Hace muchos años en el norte de Israel, en la ciudad de Tzfat, el hombre más rico de la ciudad dormía (como de costumbre) durante las plegarias del Shabat por la mañana. Cada tanto se despertaba tratando de acomodarse en los duros bancos de madera y luego volvía a hundirse en un profundo sopor. Entre sueños escuchó parte de la lectura de la Tora que tocaba esa semana y en dicha lectura, entre los versos de Levítico 24:5-6, Dios le instruía a los hijos de Israel que traigan 12 panes a la mesa del antiguo tabernáculo móvil que los israelitas utilizaban mientras atravesaban el desierto.
Cuando las plegarias terminaron, el hombre rico se despertó sin darse cuenta que lo único que había escuchado fue la lectura de la Tora en la cual Dios le pedía 12 panes. Confundiendo su somnolencia con la realidad pensó que Dios mismo se le había revelado en las plegarias pidiéndole que traiga 12 panes a la Sinagoga.
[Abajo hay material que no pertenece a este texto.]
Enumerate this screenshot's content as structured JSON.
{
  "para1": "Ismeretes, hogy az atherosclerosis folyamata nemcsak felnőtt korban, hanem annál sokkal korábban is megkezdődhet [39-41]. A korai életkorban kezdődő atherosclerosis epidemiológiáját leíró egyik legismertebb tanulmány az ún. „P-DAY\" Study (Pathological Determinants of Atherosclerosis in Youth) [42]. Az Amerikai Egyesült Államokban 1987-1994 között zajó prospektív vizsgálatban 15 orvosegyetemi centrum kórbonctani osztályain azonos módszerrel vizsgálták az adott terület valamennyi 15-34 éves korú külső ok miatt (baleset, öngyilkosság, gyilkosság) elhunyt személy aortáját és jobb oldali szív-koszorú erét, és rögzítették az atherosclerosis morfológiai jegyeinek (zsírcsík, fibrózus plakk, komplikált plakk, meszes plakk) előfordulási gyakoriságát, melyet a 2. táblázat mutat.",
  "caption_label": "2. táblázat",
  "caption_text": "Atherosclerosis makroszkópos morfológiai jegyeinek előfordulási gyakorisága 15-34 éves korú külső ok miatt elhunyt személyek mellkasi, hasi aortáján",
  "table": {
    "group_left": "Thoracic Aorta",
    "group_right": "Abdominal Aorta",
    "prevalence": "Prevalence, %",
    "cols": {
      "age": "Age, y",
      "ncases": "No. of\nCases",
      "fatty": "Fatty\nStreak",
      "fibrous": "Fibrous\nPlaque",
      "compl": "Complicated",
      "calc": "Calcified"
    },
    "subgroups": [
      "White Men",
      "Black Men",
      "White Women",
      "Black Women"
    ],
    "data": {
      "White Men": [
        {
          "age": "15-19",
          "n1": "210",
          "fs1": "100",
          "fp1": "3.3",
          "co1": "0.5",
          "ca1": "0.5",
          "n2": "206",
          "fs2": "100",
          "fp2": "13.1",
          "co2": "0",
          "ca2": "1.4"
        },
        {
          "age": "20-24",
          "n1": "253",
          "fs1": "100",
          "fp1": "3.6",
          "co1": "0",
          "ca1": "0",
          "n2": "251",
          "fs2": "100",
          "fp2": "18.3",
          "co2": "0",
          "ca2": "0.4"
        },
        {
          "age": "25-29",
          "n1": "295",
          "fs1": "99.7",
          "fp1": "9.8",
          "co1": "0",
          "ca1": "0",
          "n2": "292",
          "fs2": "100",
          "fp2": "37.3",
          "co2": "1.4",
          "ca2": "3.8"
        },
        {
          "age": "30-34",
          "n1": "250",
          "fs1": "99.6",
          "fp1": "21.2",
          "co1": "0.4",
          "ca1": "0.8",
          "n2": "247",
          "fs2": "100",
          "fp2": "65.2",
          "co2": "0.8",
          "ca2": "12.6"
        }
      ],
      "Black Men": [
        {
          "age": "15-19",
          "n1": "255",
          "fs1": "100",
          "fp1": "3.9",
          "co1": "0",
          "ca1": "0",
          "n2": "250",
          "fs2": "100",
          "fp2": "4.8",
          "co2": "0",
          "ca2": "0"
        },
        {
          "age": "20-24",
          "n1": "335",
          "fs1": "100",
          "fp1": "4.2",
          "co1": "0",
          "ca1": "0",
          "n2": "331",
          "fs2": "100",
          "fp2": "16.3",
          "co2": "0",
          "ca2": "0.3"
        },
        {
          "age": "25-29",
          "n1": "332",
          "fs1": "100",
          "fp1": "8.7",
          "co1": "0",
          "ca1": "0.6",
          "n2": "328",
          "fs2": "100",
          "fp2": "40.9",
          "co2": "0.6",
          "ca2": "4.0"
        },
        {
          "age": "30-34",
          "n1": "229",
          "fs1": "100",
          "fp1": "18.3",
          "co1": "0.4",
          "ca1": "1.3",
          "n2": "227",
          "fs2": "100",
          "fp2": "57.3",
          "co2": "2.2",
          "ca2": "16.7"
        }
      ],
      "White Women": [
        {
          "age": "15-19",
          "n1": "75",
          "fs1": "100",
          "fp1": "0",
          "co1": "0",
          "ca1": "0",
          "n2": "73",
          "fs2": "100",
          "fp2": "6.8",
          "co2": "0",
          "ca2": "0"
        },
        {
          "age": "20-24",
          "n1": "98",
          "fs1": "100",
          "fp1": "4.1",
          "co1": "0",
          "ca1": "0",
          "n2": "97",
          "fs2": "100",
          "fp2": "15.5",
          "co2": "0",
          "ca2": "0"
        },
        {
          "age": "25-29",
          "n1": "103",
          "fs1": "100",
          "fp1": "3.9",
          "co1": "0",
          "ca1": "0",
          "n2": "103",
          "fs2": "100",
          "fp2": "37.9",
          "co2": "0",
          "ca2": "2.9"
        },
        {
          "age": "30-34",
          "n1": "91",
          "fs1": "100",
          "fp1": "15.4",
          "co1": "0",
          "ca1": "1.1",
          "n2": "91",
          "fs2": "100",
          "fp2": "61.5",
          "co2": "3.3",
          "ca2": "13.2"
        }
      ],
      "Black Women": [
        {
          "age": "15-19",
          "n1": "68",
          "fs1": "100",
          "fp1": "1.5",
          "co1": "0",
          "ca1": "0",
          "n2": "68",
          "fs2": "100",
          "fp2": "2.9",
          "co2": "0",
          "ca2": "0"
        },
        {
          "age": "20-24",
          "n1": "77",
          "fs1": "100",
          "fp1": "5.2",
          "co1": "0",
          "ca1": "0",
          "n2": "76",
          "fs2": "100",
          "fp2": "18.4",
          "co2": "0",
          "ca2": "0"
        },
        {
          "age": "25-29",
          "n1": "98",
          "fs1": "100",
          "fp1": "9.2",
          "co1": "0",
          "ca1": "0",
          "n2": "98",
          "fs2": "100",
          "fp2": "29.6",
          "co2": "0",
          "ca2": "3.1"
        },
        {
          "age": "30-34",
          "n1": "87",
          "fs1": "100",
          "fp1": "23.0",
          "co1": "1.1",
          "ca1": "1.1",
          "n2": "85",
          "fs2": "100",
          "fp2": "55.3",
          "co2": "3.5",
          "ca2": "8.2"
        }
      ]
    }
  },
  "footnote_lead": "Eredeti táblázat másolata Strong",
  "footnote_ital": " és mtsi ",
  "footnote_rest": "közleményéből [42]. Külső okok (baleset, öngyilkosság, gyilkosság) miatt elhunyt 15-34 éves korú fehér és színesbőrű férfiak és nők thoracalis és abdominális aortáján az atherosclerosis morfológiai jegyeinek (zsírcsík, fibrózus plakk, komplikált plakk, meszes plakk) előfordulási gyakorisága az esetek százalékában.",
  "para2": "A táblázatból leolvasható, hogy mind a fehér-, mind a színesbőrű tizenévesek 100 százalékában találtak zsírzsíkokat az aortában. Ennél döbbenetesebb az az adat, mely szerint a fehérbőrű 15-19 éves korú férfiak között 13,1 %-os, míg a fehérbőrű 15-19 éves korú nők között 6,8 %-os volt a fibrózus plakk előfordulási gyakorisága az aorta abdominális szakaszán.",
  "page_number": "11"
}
Sintiéndose honrado por el hecho que Dios lo había convocado también se sintió medio tonto: de todas las cosas que Dios podría necesitar de Sú elegido, traer 12 panes no parecía algo tan especial o sofisticado. Pero ¿quién era el para argumentar con Dios? Así que apenas terminó Shabat se puso a hornear pan.
Al regresar a la Sinagoga al día siguiente decidió que el único lugar donde debía dejar su ofrenda de pan era al lado de la Tora. Con mucho cuidado arregló los panes y le dijo a Dios: “Gracias Dios por decirme lo que Tú necesitas de mí. Complacerte me hace feliz”. Y luego se marchó
Apenas había dejado la Sinagoga, el judío más pobre de la ciudad, el portero de la Sinagoga, entró al santuario. Se acercó a la Tora y en una solitaria confesión habló con Dios: “Oh Dios, soy tan pobre. Mi familia sufre de hambre; no tenemos nada para comer. A menos que Tú hagas un milagro seguramente pereceremos”. Luego, como era su costumbre, caminó alrededor de la Sinagoga para arreglar un poco y ordenar las cosas. Cuando ascendió a la Tora abrió el arca donde se guardan los rollos y ahí dentro ante sus ojos había ¡12 panes! “¡Dios! ¡No tenía idea que trabajabas tan rápido! Bendito eres Tú que escuchas las plegarias”. Luego corrió a su casa para compartir el pan con su familia.
Al finalizar el día el hombre rico pasó por la Sinagoga curioso de saber si Dios había comido sus panes. Ascendió a la Tora, abrió el arca y vio que sus panes habían desaparecido. Fascinado por este milagro exclamó: “¡Esto es maravilloso! Puedes estar seguro que traeré 12 panes más la semana que viene”.
Así comenzó el intercambio semanal entre el hombre rico y el pobre creyendo ambos que todo esto era la obra de Dios. Luego de varios meses y como cualquier ritual, la entrega y retiro de la ofrenda de pan se convirtió en una rutina. Ninguno de los hombres pensaba demasiado cómo era que esto sucedía. Pero un día el rabino se quedó mirando el escenario y pudo entender qué era lo que estaba sucediendo.
El rabino entonces los convocó a ambos y les dijo lo que habían estado haciendo. “Ahora entiendo” dijo triste el hombre rico “Dios no quiere realmente mi ofrenda de pan”. “Lo comprendo” comentó el hombre pobre “No es Dios quien está horneando este pan para mi familia”. Ambos temieron que la Presencia Divina ya no formaría parte de sus vidas en este ritual que había resultado ser una falacia.
Entonces el rabino les pidió a ambos que miren sus manos. Mirando al hombre rico le dijo “Tus manos son las manos de Dios que ofrendan pan al que tiene hambre”. Luego mirando al hombre pobre le dijo “Tus manos también son las manos de Dios que reciben regalos de aquellos que son bendecidos con mucho más de lo que necesitan”. “Por lo tanto” concluyó el rabino “pueden ver que Dios está presente en sus vidas. Continúen horneando, repartiendo y recibiendo. Sus manos son las manos de Dios.”
*Esta historia está tomada del libro «The Book of Miracles» por Lawrence Kushner quien se la atribuye a su maestro Rabbi Zalman Schachter Shalomi.